17 Toen stond de vrouw van Jeroboam op, en vertrok. Maar toen zij, in Tirsa aangekomen, de drempel van het huis betrad, stierf de knaap.
Then Jeroboam’s wife got up and departed for Tirzah, and as soon as she stepped over the threshold of the house, the boy died.
18 Heel Israël treurde bij zijn begrafenis, zoals Jahweh door zijn dienaar, den profeet Achi-jáhoe, voorspeld had.
And they buried him, and all Israel mourned for him, according to the word that the LORD had spoken through His servant Ahijah the prophet.
19 De verdere geschiedenis van Jeroboam, met zijn oorlogen en zijn regering, is beschreven in het boek der kronieken van de koningen van Israël.
As for the rest of the acts of Jeroboam, how he waged war and how he reigned, they are indeed written in the Book of the Chronicles of the Kings of Israel.
20 Jeroboam regeerde twee en twintig jaar; toen ging hij bij zijn vaderen te ruste. Zijn zoon Nadab volgde hem op.
And the length of Jeroboam’s reign was twenty-two years, and he rested with his fathers, and his son Nadab reigned in his place.
21 Roboam, de zoon van Salomon, werd koning over Juda. Hij was een en veertig jaar oud, toen hij koning werd, en regeerde zeventien jaar te Jerusalem, de stad, die Jahweh uit al de stammen van Israël had uitverkoren, om er zijn Naam te doen wonen. Zijn moeder heette Naäma, en was een ammonietische.
Meanwhile, Rehoboam son of Solomon reigned in Judah. He was forty-one years old when he became king, and he reigned seventeen years in Jerusalem, the city the LORD had chosen from all the tribes of Israel in which to put His Name. His mother’s name was Naamah the Ammonite.
22 Juda deed wat kwaad was in de ogen van Jahweh; meer dan hun vaderen prikkelden zij zijn ijverzucht door de zonden, die zij bedreven;
And Judah did evil in the sight of the LORD, and by the sins they committed they provoked Him to jealous anger more than all their fathers had done.
23 want op iedere hoge heuvel en onder iedere groene boom richtten zij offerhoogten, heilige zuilen en heilige palen op.
They also built for themselves high places, sacred pillars, and Asherah poles on every high hill and under every green tree.
24 Zelfs waren er verminkten in het land. Zo volgden zij al de gruwelen na van de volkeren, die Jahweh voor de kinderen van Israël verdreven had.
There were even male shrine prostitutes in the land. They imitated all the abominations of the nations the LORD had driven out before the Israelites.
25 In het vijfde jaar der regering van Roboam trok Sjisjak, de koning van Egypte, tegen Jerusalem op.
In the fifth year of Rehoboam’s reign, Shishak king of Egypt came up and attacked Jerusalem.
26 Hij roofde de kostbaarheden van de tempel van Jahweh en van het koninklijk paleis. Alles nam hij mee, ook al de gouden schilden, die Salomon had laten vervaardigen.
He seized the treasures of the house of the LORD and of the royal palace. He took everything, including all the gold shields that Solomon had made.
27 In de plaats daarvan liet koning Roboam bronzen schilden maken, welke hij toevertrouwde aan de oversten der soldaten, die de wacht hielden aan de ingang van het koninklijk paleis.
Then King Rehoboam made bronze shields in their place and committed them to the care of the captains of the guard on duty at the entrance to the royal palace.
28 De soldaten droegen ze, telkens als de koning naar de tempel van Jahweh ging; daarna brachten zij ze terug naar het soldatenverblijf.

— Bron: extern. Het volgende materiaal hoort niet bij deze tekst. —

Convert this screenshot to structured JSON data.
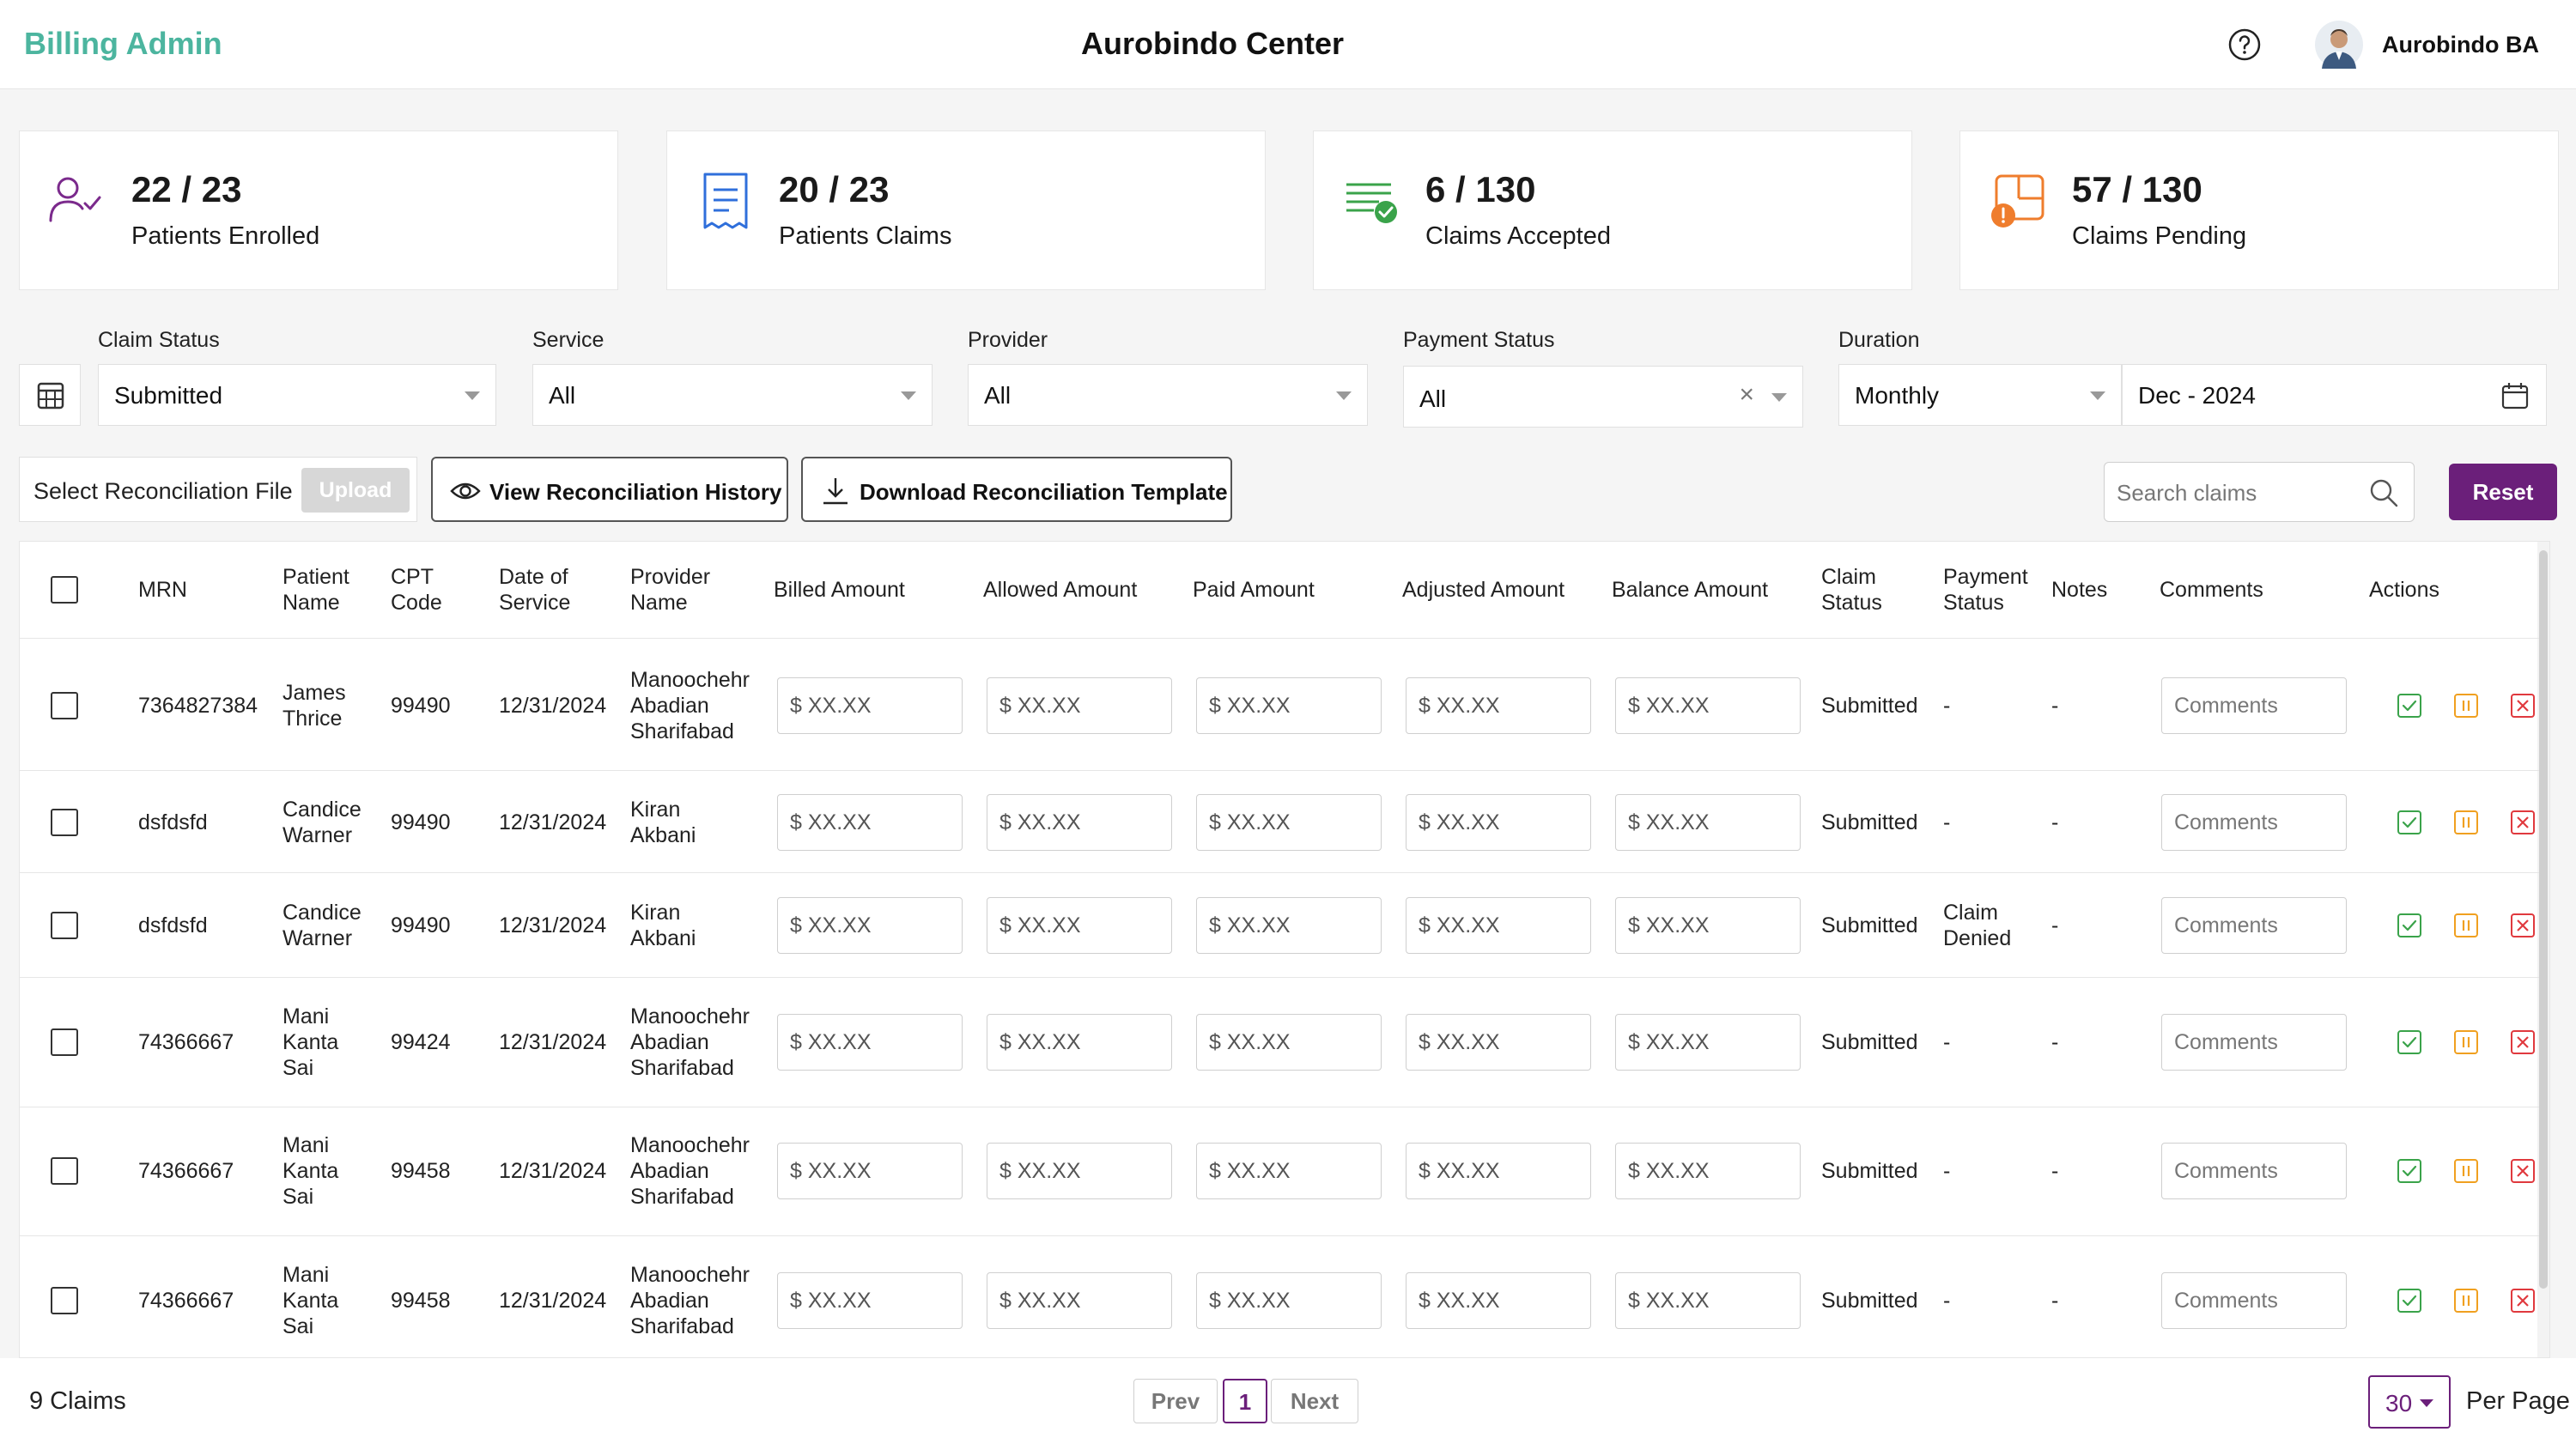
{
  "header": {
    "brand": "Billing Admin",
    "title": "Aurobindo Center",
    "user_name": "Aurobindo BA"
  },
  "stats": [
    {
      "value": "22 / 23",
      "label": "Patients Enrolled",
      "icon": "user-check-icon",
      "color": "#7b2a8c"
    },
    {
      "value": "20 / 23",
      "label": "Patients Claims",
      "icon": "receipt-icon",
      "color": "#2f6fdb"
    },
    {
      "value": "6 / 130",
      "label": "Claims Accepted",
      "icon": "list-check-icon",
      "color": "#3aa34a"
    },
    {
      "value": "57 / 130",
      "label": "Claims Pending",
      "icon": "clock-pending-icon",
      "color": "#ef7d2d"
    }
  ],
  "filters": {
    "claim_status": {
      "label": "Claim Status",
      "value": "Submitted"
    },
    "service": {
      "label": "Service",
      "value": "All"
    },
    "provider": {
      "label": "Provider",
      "value": "All"
    },
    "payment_status": {
      "label": "Payment Status",
      "value": "All",
      "clear": "×"
    },
    "duration": {
      "label": "Duration",
      "value": "Monthly",
      "date": "Dec - 2024"
    }
  },
  "actions": {
    "select_file": "Select Reconciliation File",
    "upload": "Upload",
    "view_history": "View Reconciliation History",
    "download_template": "Download Reconciliation Template",
    "search_placeholder": "Search claims",
    "reset": "Reset"
  },
  "table": {
    "headers": {
      "mrn": "MRN",
      "patient_name": [
        "Patient",
        "Name"
      ],
      "cpt_code": [
        "CPT",
        "Code"
      ],
      "date_of_service": [
        "Date of",
        "Service"
      ],
      "provider_name": [
        "Provider",
        "Name"
      ],
      "billed": "Billed Amount",
      "allowed": "Allowed Amount",
      "paid": "Paid Amount",
      "adjusted": "Adjusted Amount",
      "balance": "Balance Amount",
      "claim_status": [
        "Claim",
        "Status"
      ],
      "payment_status": [
        "Payment",
        "Status"
      ],
      "notes": "Notes",
      "comments": "Comments",
      "actions": "Actions"
    },
    "amount_placeholder": "$ XX.XX",
    "comment_placeholder": "Comments",
    "rows": [
      {
        "mrn": "7364827384",
        "patient": [
          "James",
          "Thrice"
        ],
        "cpt": "99490",
        "date": "12/31/2024",
        "provider": [
          "Manoochehr",
          "Abadian",
          "Sharifabad"
        ],
        "claim_status": "Submitted",
        "payment_status": [
          "-"
        ],
        "notes": "-"
      },
      {
        "mrn": "dsfdsfd",
        "patient": [
          "Candice",
          "Warner"
        ],
        "cpt": "99490",
        "date": "12/31/2024",
        "provider": [
          "Kiran",
          "Akbani"
        ],
        "claim_status": "Submitted",
        "payment_status": [
          "-"
        ],
        "notes": "-"
      },
      {
        "mrn": "dsfdsfd",
        "patient": [
          "Candice",
          "Warner"
        ],
        "cpt": "99490",
        "date": "12/31/2024",
        "provider": [
          "Kiran",
          "Akbani"
        ],
        "claim_status": "Submitted",
        "payment_status": [
          "Claim",
          "Denied"
        ],
        "notes": "-"
      },
      {
        "mrn": "74366667",
        "patient": [
          "Mani",
          "Kanta",
          "Sai"
        ],
        "cpt": "99424",
        "date": "12/31/2024",
        "provider": [
          "Manoochehr",
          "Abadian",
          "Sharifabad"
        ],
        "claim_status": "Submitted",
        "payment_status": [
          "-"
        ],
        "notes": "-"
      },
      {
        "mrn": "74366667",
        "patient": [
          "Mani",
          "Kanta",
          "Sai"
        ],
        "cpt": "99458",
        "date": "12/31/2024",
        "provider": [
          "Manoochehr",
          "Abadian",
          "Sharifabad"
        ],
        "claim_status": "Submitted",
        "payment_status": [
          "-"
        ],
        "notes": "-"
      },
      {
        "mrn": "74366667",
        "patient": [
          "Mani",
          "Kanta",
          "Sai"
        ],
        "cpt": "99458",
        "date": "12/31/2024",
        "provider": [
          "Manoochehr",
          "Abadian",
          "Sharifabad"
        ],
        "claim_status": "Submitted",
        "payment_status": [
          "-"
        ],
        "notes": "-"
      }
    ]
  },
  "footer": {
    "claims_count": "9 Claims",
    "prev": "Prev",
    "page": "1",
    "next": "Next",
    "per_page_value": "30",
    "per_page_label": "Per Page"
  },
  "colors": {
    "brand": "#4cb59f",
    "primary": "#6b1f7a",
    "approve": "#3aa34a",
    "hold": "#f0a020",
    "reject": "#e0393e"
  }
}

And whenever the king entered the house of the LORD, the guards would bear the shields, and later they would return them to the guardroom.

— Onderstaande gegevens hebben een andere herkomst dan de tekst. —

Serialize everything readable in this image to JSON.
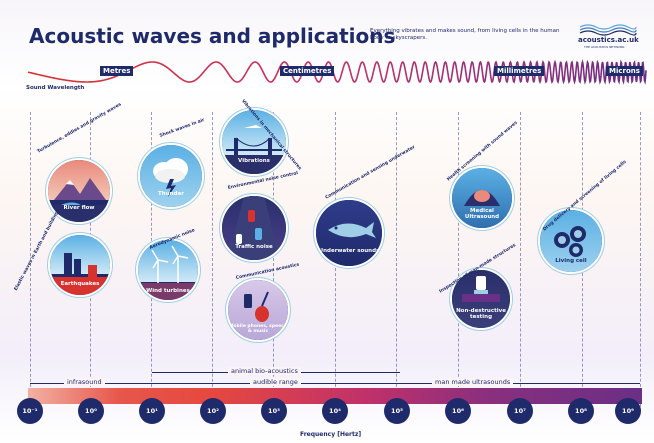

29 De verdere geschiedenis van Roboam, met al wat hij deed, is beschreven in het boek der kronieken van de koningen van Juda.
As for the rest of the acts of Rehoboam, along with all that he did, are they not written in the Book of the Chronicles of the Kings of Judah?
30 Er was voortdurend oorlog tussen Roboam en Jeroboam.
There was war between Rehoboam and Jeroboam throughout their days.
31 Roboam ging bij zijn vaderen te ruste, en werd in de Davidstad begraven. Zijn zoon Abias volgde hem op.
And Rehoboam rested with his fathers and was buried with them in the City of David; his mother’s name was Naamah the Ammonite. And his son Abijam reigned in his place.